NEW YORK: If you quit smoking and gain weight, it may seem like you’re trading one set of health problems for another. But a new US study finds you’re still better off in the long run.
Compared with smokers, even the quitters who gained the most weight had at least a 50 percent lower risk of dying prematurely from heart disease and other causes, the Harvard-led study found.
The study is impressive in its size and scope and should put to rest any myth that there are prohibitive weight-related health consequences to quitting cigarettes, said Dr. William Dietz, a public health expert at George Washington University.
“The paper makes pretty clear that your health improves, even if you gain weight,” said Dietz, who was not involved in the research. “I don’t think we knew that with the assurance that this paper provides.”
The New England Journal of Medicine published the study Wednesday. The journal also published a Swedish study that found quitting smoking seems to be the best thing diabetics can do to cut their risk of dying prematurely.
The nicotine in cigarettes can suppress appetite and boost metabolism. Many smokers who quit and don’t step up their exercise find they eat more and gain weight — typically less than 10 pounds (4.5 kilograms), but in some cases three times that much.
A lot of weight gain is a cause of the most common form of diabetes, a disease in which blood sugar levels are higher than normal. Diabetes can lead to problems including blindness, nerve damage, heart and kidney disease and poor blood flow to the legs and feet.
In the US study, researchers tracked more than 170,000 men and women over roughly 20 years, looking at what they said in health questionnaires given every two years.
The people enrolled in the studies were all health professionals, and did not mirror current smokers in the general population, who are disproportionately low-income, less-educated and more likely to smoke heavily.

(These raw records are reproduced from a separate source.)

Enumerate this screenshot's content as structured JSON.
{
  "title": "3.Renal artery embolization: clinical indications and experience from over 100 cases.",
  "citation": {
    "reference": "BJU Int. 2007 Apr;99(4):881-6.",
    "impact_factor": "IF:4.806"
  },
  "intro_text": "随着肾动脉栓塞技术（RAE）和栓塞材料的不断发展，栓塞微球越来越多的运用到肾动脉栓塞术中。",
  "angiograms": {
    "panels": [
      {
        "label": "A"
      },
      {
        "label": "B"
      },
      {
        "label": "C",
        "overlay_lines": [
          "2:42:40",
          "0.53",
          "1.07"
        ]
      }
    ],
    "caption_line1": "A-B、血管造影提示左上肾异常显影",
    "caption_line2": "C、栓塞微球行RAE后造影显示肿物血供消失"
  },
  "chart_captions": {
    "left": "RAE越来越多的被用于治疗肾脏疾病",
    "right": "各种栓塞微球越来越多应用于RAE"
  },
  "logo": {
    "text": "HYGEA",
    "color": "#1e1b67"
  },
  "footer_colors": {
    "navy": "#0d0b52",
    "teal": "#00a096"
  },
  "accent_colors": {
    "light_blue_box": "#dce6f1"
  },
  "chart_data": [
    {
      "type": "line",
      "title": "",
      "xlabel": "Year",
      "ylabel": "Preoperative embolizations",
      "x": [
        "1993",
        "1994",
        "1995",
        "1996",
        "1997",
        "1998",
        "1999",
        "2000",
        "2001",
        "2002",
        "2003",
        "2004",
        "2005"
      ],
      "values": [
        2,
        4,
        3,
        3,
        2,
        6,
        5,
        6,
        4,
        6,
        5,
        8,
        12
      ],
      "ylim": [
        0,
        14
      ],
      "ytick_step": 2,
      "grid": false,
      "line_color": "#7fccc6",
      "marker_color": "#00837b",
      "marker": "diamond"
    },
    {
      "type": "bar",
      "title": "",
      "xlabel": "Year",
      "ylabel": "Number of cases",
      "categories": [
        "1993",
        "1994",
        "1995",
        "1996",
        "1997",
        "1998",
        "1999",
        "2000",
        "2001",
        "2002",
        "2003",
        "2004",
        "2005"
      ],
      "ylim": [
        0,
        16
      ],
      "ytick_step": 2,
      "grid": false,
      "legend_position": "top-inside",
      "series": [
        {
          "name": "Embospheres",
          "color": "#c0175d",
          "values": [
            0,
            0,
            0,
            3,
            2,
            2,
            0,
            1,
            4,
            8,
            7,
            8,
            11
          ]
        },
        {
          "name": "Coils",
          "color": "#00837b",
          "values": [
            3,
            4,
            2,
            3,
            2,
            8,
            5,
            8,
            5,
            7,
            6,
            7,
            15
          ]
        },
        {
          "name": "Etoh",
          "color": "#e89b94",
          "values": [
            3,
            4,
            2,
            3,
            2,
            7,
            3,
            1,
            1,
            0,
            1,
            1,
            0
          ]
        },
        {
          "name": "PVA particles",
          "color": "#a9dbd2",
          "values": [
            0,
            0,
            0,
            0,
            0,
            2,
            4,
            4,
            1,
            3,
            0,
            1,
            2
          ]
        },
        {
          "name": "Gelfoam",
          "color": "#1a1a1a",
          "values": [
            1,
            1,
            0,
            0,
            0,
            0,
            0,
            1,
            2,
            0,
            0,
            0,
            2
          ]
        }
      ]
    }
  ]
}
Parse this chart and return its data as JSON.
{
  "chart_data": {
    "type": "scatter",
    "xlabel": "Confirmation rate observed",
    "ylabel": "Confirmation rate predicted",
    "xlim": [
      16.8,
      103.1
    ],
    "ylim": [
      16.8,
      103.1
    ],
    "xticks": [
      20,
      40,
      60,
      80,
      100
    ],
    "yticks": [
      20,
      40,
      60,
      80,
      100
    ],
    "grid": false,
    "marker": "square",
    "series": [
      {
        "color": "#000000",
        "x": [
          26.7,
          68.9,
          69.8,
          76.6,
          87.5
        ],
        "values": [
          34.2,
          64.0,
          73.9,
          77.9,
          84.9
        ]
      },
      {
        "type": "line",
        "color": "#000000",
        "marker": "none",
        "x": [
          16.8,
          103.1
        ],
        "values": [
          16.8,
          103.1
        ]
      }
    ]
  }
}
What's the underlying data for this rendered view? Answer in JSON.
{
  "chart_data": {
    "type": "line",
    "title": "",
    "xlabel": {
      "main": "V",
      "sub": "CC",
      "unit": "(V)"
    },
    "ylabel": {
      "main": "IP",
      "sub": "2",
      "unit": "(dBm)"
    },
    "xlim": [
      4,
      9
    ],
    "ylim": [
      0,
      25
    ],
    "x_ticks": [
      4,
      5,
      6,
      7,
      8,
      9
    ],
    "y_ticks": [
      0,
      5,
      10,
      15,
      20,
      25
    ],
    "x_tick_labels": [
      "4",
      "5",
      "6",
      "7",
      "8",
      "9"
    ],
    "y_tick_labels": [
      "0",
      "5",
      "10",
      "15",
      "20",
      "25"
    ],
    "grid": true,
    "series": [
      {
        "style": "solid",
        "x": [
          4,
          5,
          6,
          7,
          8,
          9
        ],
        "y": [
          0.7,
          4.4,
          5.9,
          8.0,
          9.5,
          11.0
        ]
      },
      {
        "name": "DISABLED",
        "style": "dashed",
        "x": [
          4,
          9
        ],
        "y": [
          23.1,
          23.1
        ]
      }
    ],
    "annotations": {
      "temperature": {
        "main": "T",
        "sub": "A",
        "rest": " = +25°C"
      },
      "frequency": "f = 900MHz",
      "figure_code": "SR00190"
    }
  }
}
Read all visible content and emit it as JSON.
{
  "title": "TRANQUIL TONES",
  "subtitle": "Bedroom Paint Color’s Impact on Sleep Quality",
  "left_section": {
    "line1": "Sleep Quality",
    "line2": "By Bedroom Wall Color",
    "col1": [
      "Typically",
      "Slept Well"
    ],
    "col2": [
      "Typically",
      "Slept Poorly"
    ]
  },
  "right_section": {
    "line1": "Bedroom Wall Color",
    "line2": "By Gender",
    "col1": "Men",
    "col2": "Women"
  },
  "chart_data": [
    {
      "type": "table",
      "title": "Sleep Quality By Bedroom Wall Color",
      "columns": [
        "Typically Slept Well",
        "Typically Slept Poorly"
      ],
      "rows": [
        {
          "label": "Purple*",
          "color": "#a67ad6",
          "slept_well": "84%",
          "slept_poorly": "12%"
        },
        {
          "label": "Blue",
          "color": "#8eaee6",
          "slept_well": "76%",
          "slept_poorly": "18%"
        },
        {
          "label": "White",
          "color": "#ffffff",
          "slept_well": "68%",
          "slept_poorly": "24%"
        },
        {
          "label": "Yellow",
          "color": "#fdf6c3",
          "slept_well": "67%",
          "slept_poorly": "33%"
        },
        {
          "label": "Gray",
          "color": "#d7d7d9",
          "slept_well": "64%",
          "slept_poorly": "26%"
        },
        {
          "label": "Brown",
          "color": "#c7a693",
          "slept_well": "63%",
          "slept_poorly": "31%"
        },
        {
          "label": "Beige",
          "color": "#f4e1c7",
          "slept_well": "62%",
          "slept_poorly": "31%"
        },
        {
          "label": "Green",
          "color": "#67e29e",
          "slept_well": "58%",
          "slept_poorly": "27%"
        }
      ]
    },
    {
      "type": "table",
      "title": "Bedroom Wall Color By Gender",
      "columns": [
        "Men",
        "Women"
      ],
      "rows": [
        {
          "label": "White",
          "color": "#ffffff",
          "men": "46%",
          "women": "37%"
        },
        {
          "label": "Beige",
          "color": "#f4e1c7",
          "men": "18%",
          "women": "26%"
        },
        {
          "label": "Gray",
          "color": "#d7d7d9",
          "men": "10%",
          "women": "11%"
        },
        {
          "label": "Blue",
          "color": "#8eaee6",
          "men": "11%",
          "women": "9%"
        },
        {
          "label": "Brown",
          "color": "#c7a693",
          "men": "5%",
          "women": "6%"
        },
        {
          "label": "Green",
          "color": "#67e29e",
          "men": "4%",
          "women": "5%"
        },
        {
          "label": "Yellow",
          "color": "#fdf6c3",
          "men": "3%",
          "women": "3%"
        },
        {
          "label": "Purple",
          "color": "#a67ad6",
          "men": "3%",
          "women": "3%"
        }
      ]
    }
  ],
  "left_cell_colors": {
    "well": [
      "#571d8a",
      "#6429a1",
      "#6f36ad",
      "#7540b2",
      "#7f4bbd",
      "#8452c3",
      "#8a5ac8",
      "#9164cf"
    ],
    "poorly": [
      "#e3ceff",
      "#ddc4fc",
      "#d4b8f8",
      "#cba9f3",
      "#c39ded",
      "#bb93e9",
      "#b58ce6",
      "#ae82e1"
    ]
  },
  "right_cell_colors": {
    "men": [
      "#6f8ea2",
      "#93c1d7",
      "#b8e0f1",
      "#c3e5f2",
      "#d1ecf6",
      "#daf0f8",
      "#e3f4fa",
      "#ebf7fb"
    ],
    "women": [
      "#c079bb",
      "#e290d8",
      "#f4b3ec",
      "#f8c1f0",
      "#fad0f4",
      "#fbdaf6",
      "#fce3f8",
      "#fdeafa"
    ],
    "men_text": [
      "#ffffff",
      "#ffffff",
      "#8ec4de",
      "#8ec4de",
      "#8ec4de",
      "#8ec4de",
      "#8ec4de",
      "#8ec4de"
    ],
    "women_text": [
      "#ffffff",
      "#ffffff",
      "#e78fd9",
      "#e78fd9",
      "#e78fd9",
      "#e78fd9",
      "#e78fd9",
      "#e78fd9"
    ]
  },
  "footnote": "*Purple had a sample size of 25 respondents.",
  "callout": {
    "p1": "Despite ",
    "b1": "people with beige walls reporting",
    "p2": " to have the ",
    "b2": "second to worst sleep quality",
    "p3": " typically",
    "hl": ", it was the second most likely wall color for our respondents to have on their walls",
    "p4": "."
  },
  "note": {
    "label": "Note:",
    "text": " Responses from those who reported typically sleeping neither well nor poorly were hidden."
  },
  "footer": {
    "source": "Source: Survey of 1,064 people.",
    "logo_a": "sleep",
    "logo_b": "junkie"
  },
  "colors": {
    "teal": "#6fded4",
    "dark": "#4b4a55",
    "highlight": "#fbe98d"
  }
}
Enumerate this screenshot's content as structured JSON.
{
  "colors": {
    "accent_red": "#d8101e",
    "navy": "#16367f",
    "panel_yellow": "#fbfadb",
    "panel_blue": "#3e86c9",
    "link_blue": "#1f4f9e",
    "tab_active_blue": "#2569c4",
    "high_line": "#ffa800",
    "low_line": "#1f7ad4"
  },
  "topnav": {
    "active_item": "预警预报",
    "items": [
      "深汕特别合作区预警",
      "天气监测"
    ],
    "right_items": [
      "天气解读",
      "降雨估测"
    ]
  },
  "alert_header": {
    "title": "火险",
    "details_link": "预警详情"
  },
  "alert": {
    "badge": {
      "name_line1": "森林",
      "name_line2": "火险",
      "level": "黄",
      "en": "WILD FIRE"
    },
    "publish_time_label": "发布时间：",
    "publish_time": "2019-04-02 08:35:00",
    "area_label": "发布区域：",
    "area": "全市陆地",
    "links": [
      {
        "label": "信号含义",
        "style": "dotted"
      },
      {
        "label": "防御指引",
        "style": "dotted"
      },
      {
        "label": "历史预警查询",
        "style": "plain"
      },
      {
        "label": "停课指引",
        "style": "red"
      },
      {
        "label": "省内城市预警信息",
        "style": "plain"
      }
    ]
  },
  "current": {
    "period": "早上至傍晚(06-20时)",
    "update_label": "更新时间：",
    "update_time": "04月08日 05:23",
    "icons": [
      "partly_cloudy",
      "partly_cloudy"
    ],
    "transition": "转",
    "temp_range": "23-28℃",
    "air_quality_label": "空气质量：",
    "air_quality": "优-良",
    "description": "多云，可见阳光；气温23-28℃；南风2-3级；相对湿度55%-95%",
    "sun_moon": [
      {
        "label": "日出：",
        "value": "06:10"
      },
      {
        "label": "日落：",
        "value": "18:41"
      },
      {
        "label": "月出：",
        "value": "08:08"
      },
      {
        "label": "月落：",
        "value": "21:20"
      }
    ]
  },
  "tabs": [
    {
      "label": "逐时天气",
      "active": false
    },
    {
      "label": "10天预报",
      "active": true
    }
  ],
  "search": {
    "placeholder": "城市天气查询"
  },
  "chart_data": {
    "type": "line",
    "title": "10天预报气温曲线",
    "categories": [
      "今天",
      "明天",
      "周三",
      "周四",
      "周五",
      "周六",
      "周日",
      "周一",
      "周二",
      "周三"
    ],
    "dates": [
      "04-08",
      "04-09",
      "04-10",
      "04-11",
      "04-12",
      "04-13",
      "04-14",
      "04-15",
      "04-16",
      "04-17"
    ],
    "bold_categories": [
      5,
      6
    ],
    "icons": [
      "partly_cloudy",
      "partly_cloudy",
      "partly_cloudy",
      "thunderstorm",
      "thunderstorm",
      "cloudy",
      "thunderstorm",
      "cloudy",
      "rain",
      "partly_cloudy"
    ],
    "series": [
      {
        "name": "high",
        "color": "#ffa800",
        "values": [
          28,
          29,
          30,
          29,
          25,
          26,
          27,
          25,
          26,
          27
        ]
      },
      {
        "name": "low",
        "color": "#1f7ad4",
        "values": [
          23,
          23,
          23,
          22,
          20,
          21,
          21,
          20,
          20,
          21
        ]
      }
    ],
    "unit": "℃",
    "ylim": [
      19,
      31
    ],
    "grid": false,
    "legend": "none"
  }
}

The researchers checked which study participants quit smoking and followed whether they gained weight and developed diabetes, heart disease or other conditions.
Quitters saw their risk of diabetes increase by 22 percent in the six years after they kicked the habit. An editorial in the journal characterized it as “a mild elevation” in the diabetes risk.
Studies previously showed that people who quit have an elevated risk of developing diabetes, said Dr. Qi Sun, one the study’s authors. He is a researcher at the Harvard-affiliated Brigham and Women’s Hospital.
But that risk doesn’t endure, and it never leads to a higher premature death rate than what smokers face, he said.
“Regardless of the amount of weight gain, quitters always have a lower risk of dying” prematurely, Sun said.